Marco cocked his head to one side, intrigued. “Honest, how?”
“Well, for one thing, if you truly believe in The Inferno—”
“I do.”
“Then, you must believe that our jewelry is imbued with a hint of The Inferno’s passion. I mean, think about it, Marco. Didn’t Francesca create her most spectacular designs after she fell in love with Sev? Doesn’t Primo credit Nonna with the inspiration for his greatest achievements?
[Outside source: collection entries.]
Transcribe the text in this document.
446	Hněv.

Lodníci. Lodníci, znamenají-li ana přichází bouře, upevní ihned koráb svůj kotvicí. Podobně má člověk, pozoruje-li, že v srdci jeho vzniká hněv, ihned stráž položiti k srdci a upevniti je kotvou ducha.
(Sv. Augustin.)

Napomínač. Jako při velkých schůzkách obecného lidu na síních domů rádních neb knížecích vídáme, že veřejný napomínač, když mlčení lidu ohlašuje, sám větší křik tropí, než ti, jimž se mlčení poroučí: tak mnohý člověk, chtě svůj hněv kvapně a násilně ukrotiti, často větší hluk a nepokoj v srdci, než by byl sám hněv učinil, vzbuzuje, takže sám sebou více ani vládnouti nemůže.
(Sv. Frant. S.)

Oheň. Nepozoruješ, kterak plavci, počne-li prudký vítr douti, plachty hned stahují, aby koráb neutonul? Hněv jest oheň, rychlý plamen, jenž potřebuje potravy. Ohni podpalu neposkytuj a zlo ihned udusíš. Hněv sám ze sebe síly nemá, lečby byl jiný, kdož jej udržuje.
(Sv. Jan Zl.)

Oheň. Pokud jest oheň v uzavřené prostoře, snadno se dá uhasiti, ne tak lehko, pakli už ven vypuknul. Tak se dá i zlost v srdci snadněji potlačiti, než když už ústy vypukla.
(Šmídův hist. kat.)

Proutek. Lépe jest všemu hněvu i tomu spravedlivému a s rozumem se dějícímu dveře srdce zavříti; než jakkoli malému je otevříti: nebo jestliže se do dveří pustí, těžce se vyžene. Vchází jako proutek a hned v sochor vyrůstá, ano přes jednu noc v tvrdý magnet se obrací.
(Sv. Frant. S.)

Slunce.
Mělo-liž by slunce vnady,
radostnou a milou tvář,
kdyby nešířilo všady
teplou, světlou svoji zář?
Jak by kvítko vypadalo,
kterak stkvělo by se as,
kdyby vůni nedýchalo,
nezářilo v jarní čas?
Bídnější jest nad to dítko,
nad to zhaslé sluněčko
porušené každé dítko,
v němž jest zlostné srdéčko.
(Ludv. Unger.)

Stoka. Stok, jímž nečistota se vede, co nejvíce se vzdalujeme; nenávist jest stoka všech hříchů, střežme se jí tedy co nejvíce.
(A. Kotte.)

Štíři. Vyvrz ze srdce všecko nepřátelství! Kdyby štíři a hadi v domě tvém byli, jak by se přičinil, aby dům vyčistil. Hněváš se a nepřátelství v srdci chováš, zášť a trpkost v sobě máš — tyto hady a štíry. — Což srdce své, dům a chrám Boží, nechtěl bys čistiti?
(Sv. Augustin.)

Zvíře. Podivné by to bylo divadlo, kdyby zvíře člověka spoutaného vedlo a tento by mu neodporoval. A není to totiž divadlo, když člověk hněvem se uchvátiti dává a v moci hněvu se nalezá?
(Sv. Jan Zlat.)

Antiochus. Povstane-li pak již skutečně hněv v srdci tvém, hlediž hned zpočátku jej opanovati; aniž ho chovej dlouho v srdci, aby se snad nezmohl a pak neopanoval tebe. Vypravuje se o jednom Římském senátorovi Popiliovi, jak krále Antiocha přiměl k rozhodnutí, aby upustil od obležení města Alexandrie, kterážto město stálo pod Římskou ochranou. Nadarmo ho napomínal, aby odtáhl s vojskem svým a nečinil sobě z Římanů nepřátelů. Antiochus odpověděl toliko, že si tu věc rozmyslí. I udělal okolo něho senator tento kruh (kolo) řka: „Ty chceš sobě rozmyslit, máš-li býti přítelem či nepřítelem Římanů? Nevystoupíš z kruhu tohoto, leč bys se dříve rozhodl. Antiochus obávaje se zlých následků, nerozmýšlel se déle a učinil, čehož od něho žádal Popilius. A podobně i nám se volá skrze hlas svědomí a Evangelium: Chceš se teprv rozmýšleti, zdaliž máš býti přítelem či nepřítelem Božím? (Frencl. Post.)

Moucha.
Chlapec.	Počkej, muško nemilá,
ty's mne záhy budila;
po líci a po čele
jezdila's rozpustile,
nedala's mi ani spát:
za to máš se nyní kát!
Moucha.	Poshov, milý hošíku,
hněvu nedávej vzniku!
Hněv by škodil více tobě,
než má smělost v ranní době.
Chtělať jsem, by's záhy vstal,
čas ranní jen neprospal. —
Don’t you think The Inferno influenced them, brought some of that passion to their work?”
Marco couldn’t deny it. “You really think that’s what inspired her to come up with the marketing campaign?”
Lazz shrugged. “Do you have a better explanation?”
“No.”
A sudden idea struck Marco, one so out there that it could only have been a jet-lag-induced flight of whimsy. But the more he considered the possibility, the more viable it became. It offered him the best of all worlds, an avenue for fixing their problem as well as a way to convince his wife that not only did he love her with all his heart and soul, but that she loved him, too. He just needed a few minutes to wrap his poor, tired brain around all the various details and organize them into a semblance of a plan. Unfortunately, details and organization were his wife’s specialty, not his.